Just got back from a combo. of college tour and family vacation - a wonderful trip to Washington DC, Baltimore (Maryland Institute of the Arts) and Providence (Rhode Island School of Design.
A short advice list for parents of junior and seniors:
Resist the lure of telling your kid what is the best choice.
Why? We don't really know what is right for another person. Yes, we may think we do, but we don't. Now is the time to give up control, if you haven't already.
After all, this decision affects so much of a teen's upcoming years. Do you want to risk your child saying to themselves in the first semester of their college year, "If only I had followed my own intuitions instead of listening to mom (or dad)?
Trips to see colleges are worth the expense and time.
There's so much that college promotional material doesn't tell you. And if you have a child, like one of mine, who doesn't want to analyze, the experience of seeing how students dress, how profs or admission advisers communicate or the looks of the college campus can authoritatively rule out some campuses.
One friend's 17 year old on a college look-see trip with her mother took one look at how the students at a given campus dressed (preppy) and knew immediately it wasn't the place for her.
For my younger daughter, "Amy", it was clues like the students' artwork ("not very good here") or the fact that the campus was interspersed with non-educational buildings. During the RISD tour, Amy said, "Look at that 'green'! Not much place for students to gather." Yep, limits the twenty by thirty feet triangle
of lawn certainly gave the impression that students didn't mingle much, spent most of their time in their rooms or working on their individual art projects. Our tour guide - an unusually frank, unbiased guide - confirmed that. "No anti-war rallies here when students at other campus were protesting."

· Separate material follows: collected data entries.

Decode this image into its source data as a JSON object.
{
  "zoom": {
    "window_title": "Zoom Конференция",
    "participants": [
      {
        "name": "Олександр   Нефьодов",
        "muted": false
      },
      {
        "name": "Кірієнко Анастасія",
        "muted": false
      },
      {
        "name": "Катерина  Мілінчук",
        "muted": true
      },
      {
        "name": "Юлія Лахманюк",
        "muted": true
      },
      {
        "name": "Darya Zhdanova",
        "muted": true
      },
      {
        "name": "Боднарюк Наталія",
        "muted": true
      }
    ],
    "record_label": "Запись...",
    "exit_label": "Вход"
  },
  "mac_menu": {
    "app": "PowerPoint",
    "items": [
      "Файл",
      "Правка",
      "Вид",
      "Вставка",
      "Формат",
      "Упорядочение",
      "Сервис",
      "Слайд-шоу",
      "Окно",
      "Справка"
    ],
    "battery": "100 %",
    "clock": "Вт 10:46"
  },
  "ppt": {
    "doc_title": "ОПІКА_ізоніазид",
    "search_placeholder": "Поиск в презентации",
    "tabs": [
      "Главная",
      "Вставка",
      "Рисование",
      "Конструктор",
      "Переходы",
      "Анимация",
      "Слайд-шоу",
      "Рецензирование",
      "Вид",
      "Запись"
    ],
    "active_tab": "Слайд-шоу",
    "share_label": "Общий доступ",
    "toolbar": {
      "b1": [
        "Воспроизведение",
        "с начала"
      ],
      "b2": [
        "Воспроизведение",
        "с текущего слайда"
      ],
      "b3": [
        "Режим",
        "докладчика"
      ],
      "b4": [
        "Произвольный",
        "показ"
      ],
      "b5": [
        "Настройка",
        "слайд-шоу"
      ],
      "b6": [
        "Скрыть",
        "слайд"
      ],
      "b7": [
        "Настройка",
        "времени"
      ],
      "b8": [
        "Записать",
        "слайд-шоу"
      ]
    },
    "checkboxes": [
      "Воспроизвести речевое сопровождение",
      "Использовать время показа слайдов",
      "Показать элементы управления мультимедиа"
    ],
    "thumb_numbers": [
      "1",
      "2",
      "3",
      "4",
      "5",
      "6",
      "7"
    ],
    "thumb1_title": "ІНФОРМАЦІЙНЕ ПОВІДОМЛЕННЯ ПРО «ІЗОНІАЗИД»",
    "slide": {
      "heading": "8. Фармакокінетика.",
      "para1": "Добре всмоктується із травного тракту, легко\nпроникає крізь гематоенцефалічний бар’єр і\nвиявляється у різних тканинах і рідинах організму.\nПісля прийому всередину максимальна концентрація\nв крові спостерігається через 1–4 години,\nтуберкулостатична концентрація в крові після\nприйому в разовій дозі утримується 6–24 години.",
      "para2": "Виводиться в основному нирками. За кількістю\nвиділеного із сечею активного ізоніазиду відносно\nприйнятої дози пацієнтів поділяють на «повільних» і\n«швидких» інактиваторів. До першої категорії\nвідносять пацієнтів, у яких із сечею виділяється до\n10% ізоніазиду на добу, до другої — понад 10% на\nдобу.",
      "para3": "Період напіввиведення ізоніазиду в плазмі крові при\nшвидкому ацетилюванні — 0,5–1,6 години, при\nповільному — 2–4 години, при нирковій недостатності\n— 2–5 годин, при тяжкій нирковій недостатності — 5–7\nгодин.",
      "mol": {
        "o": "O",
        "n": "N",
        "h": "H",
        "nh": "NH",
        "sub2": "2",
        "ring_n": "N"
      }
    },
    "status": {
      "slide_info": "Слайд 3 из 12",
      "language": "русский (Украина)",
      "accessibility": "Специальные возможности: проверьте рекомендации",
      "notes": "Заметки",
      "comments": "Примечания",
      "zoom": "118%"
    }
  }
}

But, on the other hand, the biggest predictor of whether a student goes to a given college, is the weather on the day they visit! Which brings me to my last piece of advice for now.
Prayer is a comfort; prayer is essential
Sure, I have no control over how my daughter views things, her emotional reactions to things like a crazed woman moaning on the streets of Chicago when we went to see that city's institute of art.No control over whether it's 70 degrees or 40 with a chilling wind, gloriously sunny or dismally cloudy when we visit a campus outside California in March.
But I do know someone who told stormy waters to calm down and stop their flooding of his trainee's boat. I can ask him to guide the factors that influence how my daughter reacts to a college campus, including weather.
One more, for Christians in particular, or any religious affiliation
Make sure there is a good Christian group on campus, or at least easy access to a church that cares about college students.
Art schools don't usually have Christians groups on campus, I believe. But our tour guide at the Chicago Inst. of Art, not only was a Christian but attended church and met regularly with a couple of other Christians at his art school under the guidance of an IVCF staffer (the same organization that helped me greatly in college). Is that serendipitous?
MICA, the Baltimore art school, had a long list of clubs, including a Christian one. And I wrote an e-mail to the IVCF staffer (available on the web) who works at a campus very near by, Johns Hopkins. She told me she has one MICA student coming to the J. Hopkin's IVCF meeting and who would be glad to welcome Sheri in. That's good. That helps to know there would be support so that she could hold fast to her faith, as she longs to do.